Editorial Of The NY Sun | April 23, 2008
It sounds like the plot of a Zev Chafets novel, or a
Purim spoof: An 84-year-old New Jersey man active in the Jewish
War Veterans and the Jewish Federation of Greater Middlesex
County is accused of being an atomic spy for Israel, run out of
an Israeli consulate in New York that is better known for the
hummus served at its annual Israel Independence Day party. The
feds say that the spy was compensated by being taken out to
dinner at a restaurant in Riverdale. What's next, the Israelis
recruiting Hadassah ladies as secret agents and paying them with
pomegranates?
In all seriousness, Israel's friends in America have
long counseled her to look for spies elsewhere than in the
American Jewish community, which can be of most use to Israel if
its loyalty is not put in doubt.
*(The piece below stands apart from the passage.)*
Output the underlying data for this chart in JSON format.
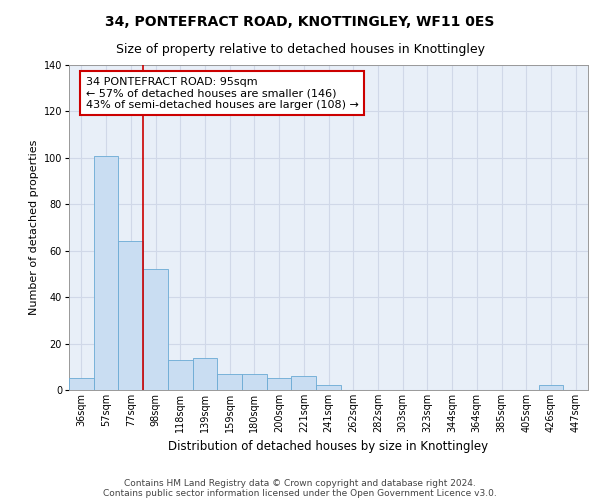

The details of the case have yet
to emerge fully, but it is easy to understand the exigencies
involved when the spying allegedly happened, in the early 1980s.
Israel, as it does to this day, faced an existential security
threat. Security cooperation between America and Israel was not
as well developed as it is today, and there was even personal
hostility to Israel among certain sectors of the Reagan
administration, even if the administration overall was
supportive.
These are not excuses - there can be none for
breaking America's espionage laws - just context. America surely
faces graver threats in the current war than an 84-year-old
federation activist. But surely, too, the law needs to be
enforced impartially. The accused spy deserves due process of the
law, and he will have much to learn from the case of Jonathan
Pollard, who pleaded guilty to a single count in hopes of
leniency and landed instead a life sentence.